I used to teach PHP to beginners as a first programming language. I have introduced a few thousand complete novices to programming via PHP.

With register_globals on, this example is a short step from the “Hello World!” example:

<?php
if($name)
{
 echo "Hello $name";
}
else
{
 echo
  '<form>
   Enter your name: <input type="text" name="name">
   <input type="submit">
  </form>';
}
?>

It flows nicely from a “Hello World!” example. It can introduce variables and control structure if you did not provide an even softer introduction to them. It can be turned into an example with a practical use without making the code more complex.
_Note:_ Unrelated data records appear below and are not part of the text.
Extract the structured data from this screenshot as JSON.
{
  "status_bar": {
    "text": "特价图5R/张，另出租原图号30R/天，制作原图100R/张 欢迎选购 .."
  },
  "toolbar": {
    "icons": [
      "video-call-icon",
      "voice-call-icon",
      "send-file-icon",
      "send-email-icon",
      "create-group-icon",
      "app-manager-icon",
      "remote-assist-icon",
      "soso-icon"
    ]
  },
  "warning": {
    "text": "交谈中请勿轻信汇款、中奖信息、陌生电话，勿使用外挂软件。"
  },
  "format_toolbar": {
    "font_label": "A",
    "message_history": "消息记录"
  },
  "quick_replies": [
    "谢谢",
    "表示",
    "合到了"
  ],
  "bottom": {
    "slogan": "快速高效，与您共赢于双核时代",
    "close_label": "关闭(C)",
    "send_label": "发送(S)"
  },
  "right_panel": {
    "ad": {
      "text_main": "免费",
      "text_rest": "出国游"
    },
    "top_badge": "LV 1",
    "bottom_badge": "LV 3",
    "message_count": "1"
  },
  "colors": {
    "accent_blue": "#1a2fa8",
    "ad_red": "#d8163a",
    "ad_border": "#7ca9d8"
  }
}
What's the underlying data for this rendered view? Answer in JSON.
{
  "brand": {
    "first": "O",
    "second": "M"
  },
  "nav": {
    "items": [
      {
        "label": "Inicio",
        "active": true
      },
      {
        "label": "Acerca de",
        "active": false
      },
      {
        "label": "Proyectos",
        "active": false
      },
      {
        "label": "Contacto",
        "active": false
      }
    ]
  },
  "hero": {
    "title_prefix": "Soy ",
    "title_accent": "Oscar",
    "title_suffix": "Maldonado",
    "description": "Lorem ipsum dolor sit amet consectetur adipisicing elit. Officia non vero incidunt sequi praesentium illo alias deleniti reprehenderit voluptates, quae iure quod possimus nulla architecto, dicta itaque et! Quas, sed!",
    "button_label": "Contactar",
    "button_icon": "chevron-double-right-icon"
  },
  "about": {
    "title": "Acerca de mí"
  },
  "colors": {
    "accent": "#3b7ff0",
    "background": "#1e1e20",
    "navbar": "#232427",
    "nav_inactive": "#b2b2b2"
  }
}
This version may not look very different to you:

<?php
if($_REQUEST['name'])
{
 echo "Hello {$_REQUEST['name']}";
}
else
{
 echo
  '<form>
   Enter your name: <input type="text" name="name">
   <input type="submit">
  </form>';
}
?>

To an experienced eye, the two versions are almost identical. The second requires a little more typing, but nothing to get excited over.

To a complete beginner though, the second is a couple of large leaps away from the first. To understand the second version, somebody has to understand arrays, and PHP string interpolation. Both of these are important topics that they will have to come to in their first few hours of programming, but without register_globals, they stand in the way of even the most trivial dynamic examples.

I miss being able to assume register_globals as default behaviour. It made the initial learning curve far less steep. It made little examples cleaner and more readable. Like most safety measures, it does not really protect people who are determined to get themselves into trouble anyway. People who don’t understand the reasons behind it just run extract() or some code of their own to pull incoming variables out anyway. The user submitted comments in the manual used to be full of sample code for doing exactly that.

Oh, but just a side note to all beret wearing white supremacist Tori spelling fans, just because I am willing to speak up for one unpopular cause does not mean I am interested in yours. Sorry.